La santé n’est pas un privilège : c’est un droit humain fondamental. La protection sociale n’est pas une  charge : c’est un des piliers de notre société. Sacrifier l’une et l’autre au nom de l’austérité budgétaire, tout en préservant les plus privilégiés, est une faute.

 

Les Mutuelles de France, actrices engagées du mouvement mutualiste, militent pour une société solidaire et inclusive. Dans l’intérêt général, ses mutuelles et ses établissements de soins, à but non lucratif, agissent pour l’égalité des droits et une protection sociale de haut niveau pour toutes et tous. Elles contribuent à un accès universel à la santé tout au long de la vie. • La FMF regroupe 49 groupements mutualistes, dont 34 mutuelles complémentaire-santé et prévoyance et 15 unions et mutuelles. Elle est membre de la Fédération Nationale de la Mutualité Française depuis l’unification du mouvement mutualiste en 2002

La FNATH dénonce la méthode du gouvernement

La FNATH dénonce la méthode employée par le gouvernement, qui tente de faire adopter en pleine période estivale trois décrets particulièrement défavorables aux usagers du système de santé. Ces décrets relatifs aux franchises médicales et participations forfaitaires vont accroitre de manière particulièrement injuste les restes à charge pesant sur les malades.

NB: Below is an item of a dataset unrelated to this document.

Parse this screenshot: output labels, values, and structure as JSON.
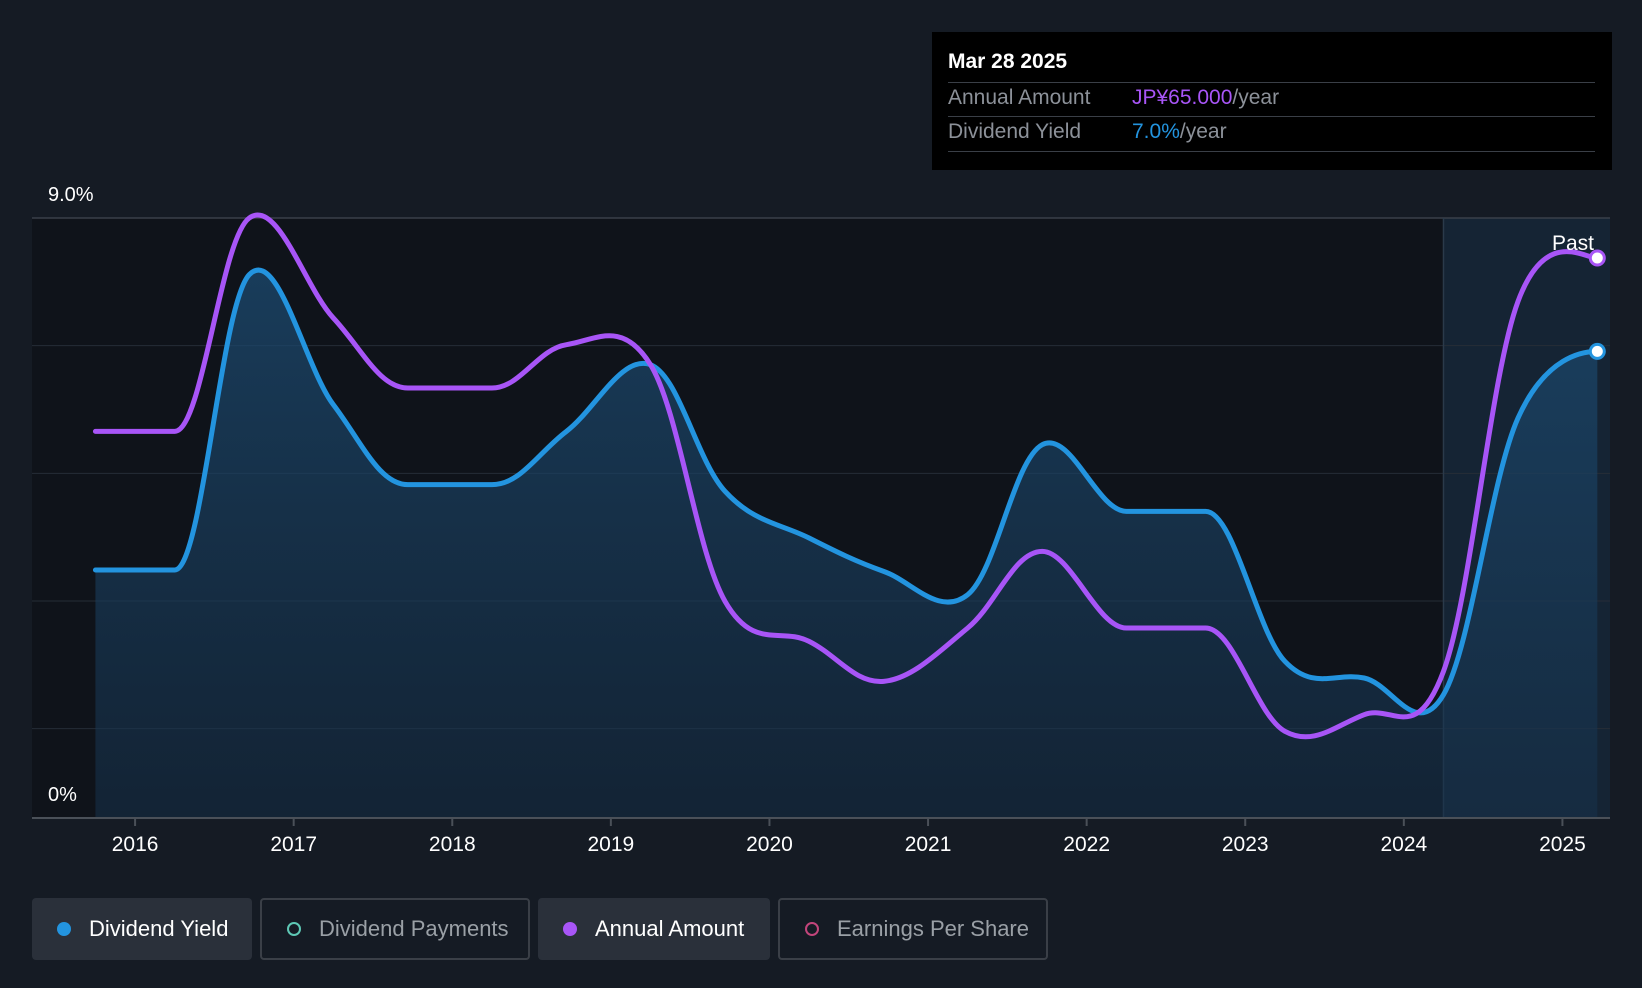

Le Ministère, via la DSS, vient de saisir le Conseil de la Cnam, dont la FNATH est membre, sur ces trois projets de décrets et ce avant même le débat parlementaire sur le PLFSS.
Les délais imposés au Conseil sont volontairement restreints, empêchant tout débat sérieux et approfondi. Or, la discussion et la confrontation des points de vue sont essentielles au bon fonctionnement démocratique de cette instance.

De plus, il est illusoire de penser que la DSS puisse, seule, répondre à toutes les interrogations légitimes des membres du Conseil. Nous exigeons la présence de représentants politiques, afin qu’ils aient au moins la décence de défendre eux-mêmes les mesures injustes qu’ils tentent d’imposer aux assurés !

La FNATH dénonce une manœuvre qui vise clairement à museler les conseillers et à empêcher l’expression du mécontentement. Nous ne nous laisserons pas faire !

Nous demandons :

  • un délai supplémentaire, afin que le Conseil de la CNAM puisse, à minima, se réunir à la rentrée et mener un débat démocratique digne de ce nom
  • que ces projets soient d’abord débattus dans le cadre du PLFSS, car leur impact est avant tout politique et non technique
  • que ce n’est qu’ensuite qu’un texte réglementaire puisse être soumis aux instances de la CNAM.

Ces projets de décrets auront un impact direct et lourd sur les assurés sociaux, en particulier les plus fragiles. Ils ne peuvent être adoptés à la hâte pendant l’été, dans le mépris du débat public et du dialogue social.

La FNATH appelle donc solennellement le gouvernement à revoir sa méthode et à respecter le fonctionnement démocratique de nos institutions sociales.